Dieser Beitrag ist auch als Audio-Podcast verfügbar.

„5.000 Besucher, dass ich nicht lache“

In Berlin, Samstag, 25. Februar gegen 15 Uhr, stehe ich auf der Straße des 17. Juni, etwa 200 Meter vom Brandenburger Tor entfernt. Dicht gedrängt um mich erlebe ich frohe, stolze, hellwache Menschen aller Generationen, die dem Aufruf von Sahra Wagenknecht und Alice Schwarzer „Kommt alle!“ gefolgt sind. Mitunter blicken einige der Demonstranten auf ihre Smartphones, um Neuigkeiten einzuholen, unter anderem mögliche erste Wortmeldungen und Infos zu dieser wichtigen Kundgebung im Herzen Berlins, direkt vor dem Tor, vor dem einst ein US-Präsident einen Sowjetpräsidenten aufgefordert hatte, dieses zu öffnen, was 1989 tatsächlich geschah, der „Kalte Krieg“ schien vorbei. „5.000 Besucher sagt Spiegel, dass ich nicht lache“, ruft ein älterer Mann plötzlich lachend aus, seinem Nachbarn rutscht ebenfalls ein ironisches Lachen heraus. Das hätten sie wohl gern, dass es nur so wenige sind, bemerken beide. Sie fragen sich, warum Spiegel und Co. überhaupt kleinrechnen, kleinreden und schlechtreden? Es geht doch um das Wichtigste, um Frieden, höre ich von ihnen. Ich sehe ihr Kopfschütteln. Ein junger Mann windet sich durch die Menschenmenge, als würde er Slalomski fahren, eifrig teilt er kleine Aufkleber aus: „Schwerter zu Pflugscharen“ steht darauf. Die runden Teile gehen weg wie warme Semmeln, währenddessen weit vorn am Brandenburger Tor Sahra Wagenknecht „Freunde und Freundinnen sagt“ und das Schneetreiben nachlässt.

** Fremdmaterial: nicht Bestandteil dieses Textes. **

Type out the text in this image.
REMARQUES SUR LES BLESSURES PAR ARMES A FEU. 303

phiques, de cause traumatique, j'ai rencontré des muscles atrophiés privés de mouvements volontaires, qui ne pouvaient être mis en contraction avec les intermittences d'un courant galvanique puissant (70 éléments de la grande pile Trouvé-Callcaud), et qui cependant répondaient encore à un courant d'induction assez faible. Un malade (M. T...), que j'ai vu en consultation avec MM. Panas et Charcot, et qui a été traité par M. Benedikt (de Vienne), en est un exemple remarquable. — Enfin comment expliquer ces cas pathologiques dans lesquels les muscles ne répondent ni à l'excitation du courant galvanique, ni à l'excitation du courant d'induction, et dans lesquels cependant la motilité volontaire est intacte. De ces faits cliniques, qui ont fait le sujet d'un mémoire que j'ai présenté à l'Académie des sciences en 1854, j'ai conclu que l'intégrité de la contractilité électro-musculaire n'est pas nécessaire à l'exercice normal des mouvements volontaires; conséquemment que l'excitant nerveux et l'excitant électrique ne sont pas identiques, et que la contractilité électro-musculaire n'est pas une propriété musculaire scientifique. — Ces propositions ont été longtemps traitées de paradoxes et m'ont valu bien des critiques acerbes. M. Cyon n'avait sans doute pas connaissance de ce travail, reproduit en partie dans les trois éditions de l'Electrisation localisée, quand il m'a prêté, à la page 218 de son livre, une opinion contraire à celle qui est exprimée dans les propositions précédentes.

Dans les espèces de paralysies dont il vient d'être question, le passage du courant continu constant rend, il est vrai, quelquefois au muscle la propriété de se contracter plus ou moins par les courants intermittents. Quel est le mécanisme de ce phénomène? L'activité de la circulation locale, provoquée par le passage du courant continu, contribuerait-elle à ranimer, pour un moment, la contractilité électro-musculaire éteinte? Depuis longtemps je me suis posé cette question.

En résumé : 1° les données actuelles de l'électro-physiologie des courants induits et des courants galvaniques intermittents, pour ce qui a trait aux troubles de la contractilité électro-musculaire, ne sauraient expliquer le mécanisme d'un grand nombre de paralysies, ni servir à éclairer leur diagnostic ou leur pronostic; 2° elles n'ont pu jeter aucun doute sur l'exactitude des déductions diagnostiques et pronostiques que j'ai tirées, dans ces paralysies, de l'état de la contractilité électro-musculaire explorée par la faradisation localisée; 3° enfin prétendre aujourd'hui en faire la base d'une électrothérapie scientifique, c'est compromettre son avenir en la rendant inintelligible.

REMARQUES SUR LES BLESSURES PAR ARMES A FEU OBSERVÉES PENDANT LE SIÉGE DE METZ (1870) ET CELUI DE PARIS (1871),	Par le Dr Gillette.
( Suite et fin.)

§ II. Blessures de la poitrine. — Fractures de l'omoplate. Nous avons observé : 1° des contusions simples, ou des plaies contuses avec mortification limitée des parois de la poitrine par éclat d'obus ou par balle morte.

Das Stichwort „Besucherzahl“ rumort immer noch, später ist zu erfahren, dass es darüber Differenzen gibt, bei denen, die dabei sind, und bei denen, die darüber berichten. Vor Ort komme ich als Zeitzeuge ganz unbefangen zum Schluss, dass es in der Summe mehr als 30.000 Menschen sind, die den Weg zur Kundgebung finden, vorbeischauen, dabei sind, auch die Zaungäste. Und ja, die wenigen Gegenprotestanten zähle ich auch mit. Sichtbar für alle ist, dass die Straße des 17. Juni bis zum Sowjetischen Ehrenmal voller Leute ist, dass entlang der abgesperrten Straße viele Menschen in den Parkanlagen und auf den schlammigen Wegen all den Reden zuhören, dass es ein reges Kommen und Gehen gibt und dass auf den Straßen und Zugängen rund um den Platz am Brandenburger Tor kaum ein Durchkommen möglich ist. Das ist auch dem Fakt geschuldet, dass die Polizei das Gelände abgesperrt hat, was später von Nichtleitmedien (Junge Welt) als rechtswidrige Abriegelung kritisiert wird.

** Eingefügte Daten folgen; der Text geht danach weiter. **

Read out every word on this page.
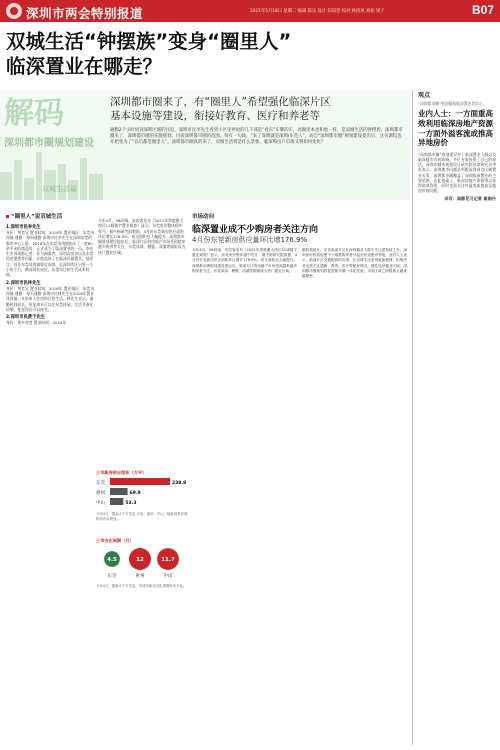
深圳市两会特别报道	2021年5月18日 星期二 编辑 陈乐 设计 知知老 校对 林清风 刘如 梁子	B07
双城生活“钟摆族”变身“圈里人”
临深置业在哪走？
解码
深圳都市圈规划建设
双城生活篇
深圳都市圈来了，有“圈里人”希望强化临深片区
基本设施等建设，衔接好教育、医疗和养老等
通勤2个小时同到深圳区域的往返，深圳市民李先生看到小区里停放的几千部是“看东”车牌的车，而圈里本也和他一样，是双城生活的钟摆族。深圳都市圈来了，深圳都市圈的实施规划。目前深圳都市圈的范围，将有一句政，“来了深圳就是深圳/东莞人”，而自“深圳都市圈”规划建设提出后，这句调侃也开始变为了“以后都是圈里人”。深圳都市圈真的来了，双城生活将是什么景象，临深购房户市场又将如何变化？
观点
“深圳都市圈”规划提振临深置业者信心
业内人士：一方面重高效利用临深房地产资源一方面外溢客流或推高异地房价
“深圳都市圈”规划建设对于临深置业人群以及临深楼市有何影响。多位专家投资了自己的看法。深圳市城市规划设计研究院首席研究员李雷表示，深圳楼市问题必须跟深圳周边区域置业关系，深圳都市圈覆盖了深圳临深置业的主要范围，在此基础上，临深房地产资源得以获得高效利用，同时也需关注外溢客流推高异地房价的问题。
采写：南都见习记者 崔娟丹
“圈里人”说双城生活
1.深圳市民李先生
身份：判者宝 置业时间：2018年 置业城区：东莞凤岗镇 通勤：每周通勤 深圳市民李先生在深圳东莞的都市中心上班，2018年在东莞凤岗镇购买了一套80余平米的商品房，正式成为了临深置业的一员。李先生告诉南都记者，作为刚需者，深圳高房价以及东莞购房便利等因素，让他选择了在临深区域置业。他坦言，首先东莞凤岗镇靠近深圳，去深圳市区只要一个小时左右，离深圳比较近，东莞周边的生活成本较低。
2.深圳市民林先生
身份：判者宝 置业时间：2016年 置业城区：东莞凤岗镇 通勤：每天通勤 深圳市民林先生在2016年置业凤岗镇，开始家人住房的日常生活。林先生表示，通勤时间较长，但是周末可以在东莞休闲，生活节奏比较慢，他觉得还可以接受。
3.深圳市民黄于先生
身份：黄多智者 置业时间：2019年
今年4月，58同城、安居客发布《2021年粤港澳大湾区11城楼宇置业调查》显示，东莞房价整体稳中有升。据中指研究院数据，4月份东莞新房供应面积环比增长176.9%，成交面积也大幅提升。深圳都市圈规划建设提出后，临深片区的房地产市场受到越来越多购房者关注，东莞凤岗、塘厦、清溪等镇街成为热门置业区域。
三市新房供应面积（万平）
东莞	238.8
惠州	69.9
中山	53.3
今年4月，据南大千方信息 东莞、惠州、中山三地新房供应面积均有所增加。
三市去化周期（月）
4.5
东莞
12
惠州
11.7
中山
今年4月，据南大千方信息，各城市新房去化周期有所分化。
市场动向
临深置业成不少购房者关注方向
4月份东莞新房供应量环比增176.9%
今年4月，58同城、安居客发布《2021年粤港澳大湾区11城楼宇置业调查》显示，东莞房价整体稳中有升。据中指研究院数据，4月份东莞新房供应面积环比增长176.9%，成交面积也大幅提升。深圳都市圈规划建设提出后，临深片区的房地产市场受到越来越多购房者关注，东莞凤岗、塘厦、清溪等镇街成为热门置业区域。
据机构统计，东莞临深片区在深圳置业人群中关注度持续上升，深圳房价较高促使不少刚需购房者外溢至东莞惠州等地。业内人士表示，临深片区交通配套的完善，让双城生活变得更加便捷，但购房者也需关注通勤、教育、医疗等配套情况，理性选择置业区域。深圳都市圈规划将促进都市圈一体化发展，未来区域之间联系会越来越紧密。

Wohltuende diplomatische Wortwahl

Das Zuhören tut gut. Sahra Wagenknecht, Alice Schwarzer sowie weitere Redner finden durchweg ruhige, besonnene Worte zu einer überaus brenzligen Situation. Russland wie auch die USA als Kontrahenten des großen Konflikts werden nicht per se als Bösewichte definiert, die gewählten Formulierungen bauen Brücken, so wie es wohl der Sprache der Diplomatie entspricht. Viel Beifall brandet auf, als Sahra Wagenknecht kritisch und ruhig bemerkt, dass Friedensinitiativen von China und von Brasilien kämen und nicht aus Europa, aus Deutschland gar.

Wagenknecht klagt auch an. Die Politikerin findet, dass die Regierung nicht im Namen der Bevölkerung spricht, der Kanzler nicht und dass auch die Außenministerin nicht im Namen der Bevölkerung spricht. Von wegen Amtseid. Laut und vielstimmig tönt die Rücktrittsforderung über den Platz: „Baerbock weg!“ Was Wunder, denke ich, wenn man daran denkt, dass diese Frau, unsere Ministerin, in Atombunkern in Helsinki herumhopst wie ein Kind und sich derlei Bauten hier wünscht. Wagenknecht hat passende Worte dafür, ein Entkommen nach einem Atomschlag ist aus einem Bunker unmöglich.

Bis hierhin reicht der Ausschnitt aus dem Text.